M. Sharif est arrivé à Djeddah plus tôt dans la journée, première étape d'une tournée diplomatique de quatre jours en Arabie saoudite, au Qatar et en Turquie, qui s'inscrit dans le cadre d'une initiative plus large visant à créer une dynamique avant un éventuel deuxième cycle de négociations entre les États-Unis et l'Iran, qui se déroulerait au Pakistan.

"Le Premier ministre Muhammad Shehbaz Sharif effectuera des visites officielles au Royaume d'Arabie saoudite, à l'État du Qatar et à la République de Turquie du 15 au 18 avril 2026", a indiqué le ministère pakistanais des affaires étrangères dans un communiqué.

M. Sharif participera au forum diplomatique d'Antalya pendant son séjour en Turquie.

Il tiendra également des réunions bilatérales avec le président Recep Tayyip Erdogan et d'autres dirigeants en marge du forum d'Antalya, précise le communiqué.

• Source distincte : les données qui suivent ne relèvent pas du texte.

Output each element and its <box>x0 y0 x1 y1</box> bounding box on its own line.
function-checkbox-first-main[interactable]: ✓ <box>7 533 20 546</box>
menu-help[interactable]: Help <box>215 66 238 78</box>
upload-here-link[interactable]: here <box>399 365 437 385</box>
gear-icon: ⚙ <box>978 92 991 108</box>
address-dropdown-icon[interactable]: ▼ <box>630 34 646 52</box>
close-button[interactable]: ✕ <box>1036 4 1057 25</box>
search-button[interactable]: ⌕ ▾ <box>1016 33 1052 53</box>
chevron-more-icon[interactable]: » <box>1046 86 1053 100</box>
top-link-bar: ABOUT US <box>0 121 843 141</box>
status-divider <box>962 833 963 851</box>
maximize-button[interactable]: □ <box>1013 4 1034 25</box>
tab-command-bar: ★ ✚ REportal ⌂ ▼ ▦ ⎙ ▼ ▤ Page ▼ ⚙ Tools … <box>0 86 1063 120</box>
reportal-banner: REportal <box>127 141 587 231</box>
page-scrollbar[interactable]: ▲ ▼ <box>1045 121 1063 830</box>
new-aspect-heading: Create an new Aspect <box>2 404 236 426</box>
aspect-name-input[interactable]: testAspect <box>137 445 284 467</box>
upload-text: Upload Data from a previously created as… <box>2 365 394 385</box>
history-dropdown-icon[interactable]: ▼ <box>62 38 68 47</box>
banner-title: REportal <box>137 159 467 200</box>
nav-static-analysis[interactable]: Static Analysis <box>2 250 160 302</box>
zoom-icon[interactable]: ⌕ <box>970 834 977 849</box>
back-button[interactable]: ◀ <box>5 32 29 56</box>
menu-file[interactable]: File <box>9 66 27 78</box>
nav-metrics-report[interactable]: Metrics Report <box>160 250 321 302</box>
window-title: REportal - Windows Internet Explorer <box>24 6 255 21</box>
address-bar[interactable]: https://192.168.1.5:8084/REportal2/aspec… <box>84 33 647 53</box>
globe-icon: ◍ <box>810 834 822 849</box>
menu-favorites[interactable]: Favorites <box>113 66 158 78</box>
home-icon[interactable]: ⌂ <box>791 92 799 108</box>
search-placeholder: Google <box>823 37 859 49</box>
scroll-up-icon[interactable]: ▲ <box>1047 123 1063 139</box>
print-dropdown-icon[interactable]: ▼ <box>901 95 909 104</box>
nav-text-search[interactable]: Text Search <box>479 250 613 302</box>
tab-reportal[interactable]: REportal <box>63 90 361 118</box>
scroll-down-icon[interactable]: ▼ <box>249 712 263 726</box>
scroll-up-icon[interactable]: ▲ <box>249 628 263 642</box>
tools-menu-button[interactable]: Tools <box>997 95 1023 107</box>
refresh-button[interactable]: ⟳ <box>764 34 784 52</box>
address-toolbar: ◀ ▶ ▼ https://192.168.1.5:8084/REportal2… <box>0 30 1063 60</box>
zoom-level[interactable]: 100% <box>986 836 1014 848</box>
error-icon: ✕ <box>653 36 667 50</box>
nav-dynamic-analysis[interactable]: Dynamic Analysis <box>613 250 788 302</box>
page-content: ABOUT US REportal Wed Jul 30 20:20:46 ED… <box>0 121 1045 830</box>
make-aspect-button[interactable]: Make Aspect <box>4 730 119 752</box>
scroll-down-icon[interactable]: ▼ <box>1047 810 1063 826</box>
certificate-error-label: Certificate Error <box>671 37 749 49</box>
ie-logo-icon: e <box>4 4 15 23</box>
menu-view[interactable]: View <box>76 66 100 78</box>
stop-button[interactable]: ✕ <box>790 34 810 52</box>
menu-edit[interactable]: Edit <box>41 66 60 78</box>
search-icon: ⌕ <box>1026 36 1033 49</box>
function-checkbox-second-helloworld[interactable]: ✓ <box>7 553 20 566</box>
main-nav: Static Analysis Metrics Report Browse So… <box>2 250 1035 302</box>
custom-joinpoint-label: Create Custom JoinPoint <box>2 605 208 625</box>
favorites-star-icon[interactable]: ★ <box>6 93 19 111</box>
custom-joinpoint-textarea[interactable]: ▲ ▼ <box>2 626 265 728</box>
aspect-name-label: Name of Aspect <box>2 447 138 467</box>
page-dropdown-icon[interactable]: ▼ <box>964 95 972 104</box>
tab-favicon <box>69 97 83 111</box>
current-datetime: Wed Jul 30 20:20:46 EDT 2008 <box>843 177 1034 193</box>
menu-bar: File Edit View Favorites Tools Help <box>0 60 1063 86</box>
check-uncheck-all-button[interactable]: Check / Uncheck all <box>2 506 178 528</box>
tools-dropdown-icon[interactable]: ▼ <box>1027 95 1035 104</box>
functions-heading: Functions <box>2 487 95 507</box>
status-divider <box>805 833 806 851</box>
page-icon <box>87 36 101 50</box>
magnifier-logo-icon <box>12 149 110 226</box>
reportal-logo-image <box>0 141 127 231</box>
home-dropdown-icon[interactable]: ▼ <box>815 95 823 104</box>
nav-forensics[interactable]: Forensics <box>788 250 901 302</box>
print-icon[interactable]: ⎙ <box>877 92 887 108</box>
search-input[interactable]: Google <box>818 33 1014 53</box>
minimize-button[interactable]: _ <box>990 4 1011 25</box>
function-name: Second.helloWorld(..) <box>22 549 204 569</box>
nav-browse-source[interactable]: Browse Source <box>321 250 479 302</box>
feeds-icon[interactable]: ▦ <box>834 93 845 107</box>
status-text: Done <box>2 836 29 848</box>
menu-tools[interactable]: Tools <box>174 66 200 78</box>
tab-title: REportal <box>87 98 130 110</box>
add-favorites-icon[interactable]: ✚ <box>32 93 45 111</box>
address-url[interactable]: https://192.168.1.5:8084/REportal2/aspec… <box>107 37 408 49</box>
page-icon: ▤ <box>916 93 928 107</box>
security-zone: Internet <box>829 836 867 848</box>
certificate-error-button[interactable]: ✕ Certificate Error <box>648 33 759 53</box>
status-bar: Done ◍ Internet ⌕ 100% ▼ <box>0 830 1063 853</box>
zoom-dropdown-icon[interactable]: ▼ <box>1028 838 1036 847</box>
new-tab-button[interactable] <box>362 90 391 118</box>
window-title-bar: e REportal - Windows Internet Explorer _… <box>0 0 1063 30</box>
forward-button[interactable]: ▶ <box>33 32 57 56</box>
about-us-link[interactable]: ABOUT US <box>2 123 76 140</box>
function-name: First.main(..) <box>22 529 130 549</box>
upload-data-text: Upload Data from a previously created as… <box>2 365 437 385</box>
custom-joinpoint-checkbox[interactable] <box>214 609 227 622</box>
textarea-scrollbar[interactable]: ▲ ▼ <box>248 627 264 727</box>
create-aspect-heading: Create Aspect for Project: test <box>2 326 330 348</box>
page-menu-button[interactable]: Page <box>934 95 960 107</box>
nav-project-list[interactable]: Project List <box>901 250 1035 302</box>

Washington et Téhéran ont tenu leurs premiers entretiens en face à face depuis des décennies à Islamabad le week-end dernier, avec des efforts de médiation en cours pour mettre fin à la guerre qui a commencé lorsque les États-Unis et Israël ont attaqué l'Iran le 28 février.

Le conflit a exacerbé les tensions au Moyen-Orient, l'Iran ayant pris pour cible les alliés des États-Unis dans le Golfe, notamment l'Arabie saoudite et le Qatar, en guise de représailles, et perturbé les flux d'énergie en provenance de la région.

Les pourparlers d'Islamabad se sont terminés sans percée, mais le président américain Donald Trump a déclaré que les négociations pourraient reprendre cette semaine dans la capitale pakistanaise.

Un cessez-le-feu fragile reste en place jusqu'à la semaine prochaine, bien que les États-Unis aient ordonné un blocus naval de l'Iran.

M. Sharif était accompagné de M. Dar - une figure clé des efforts de médiation - et d'autres hauts fonctionnaires lors de ses visites, a indiqué son bureau mercredi après-midi.

Le Pakistan et l'Arabie saoudite entretiennent des liens étroits et le ministère des finances d'Islamabad a annoncé mercredi que Riyad fournirait au Pakistan 3 milliards de dollars pour l'aider à renforcer ses réserves de change.

Le ministère des finances a déclaré qu'un dépôt saoudien existant de 5 milliards de dollars serait également prolongé pour une période non précisée.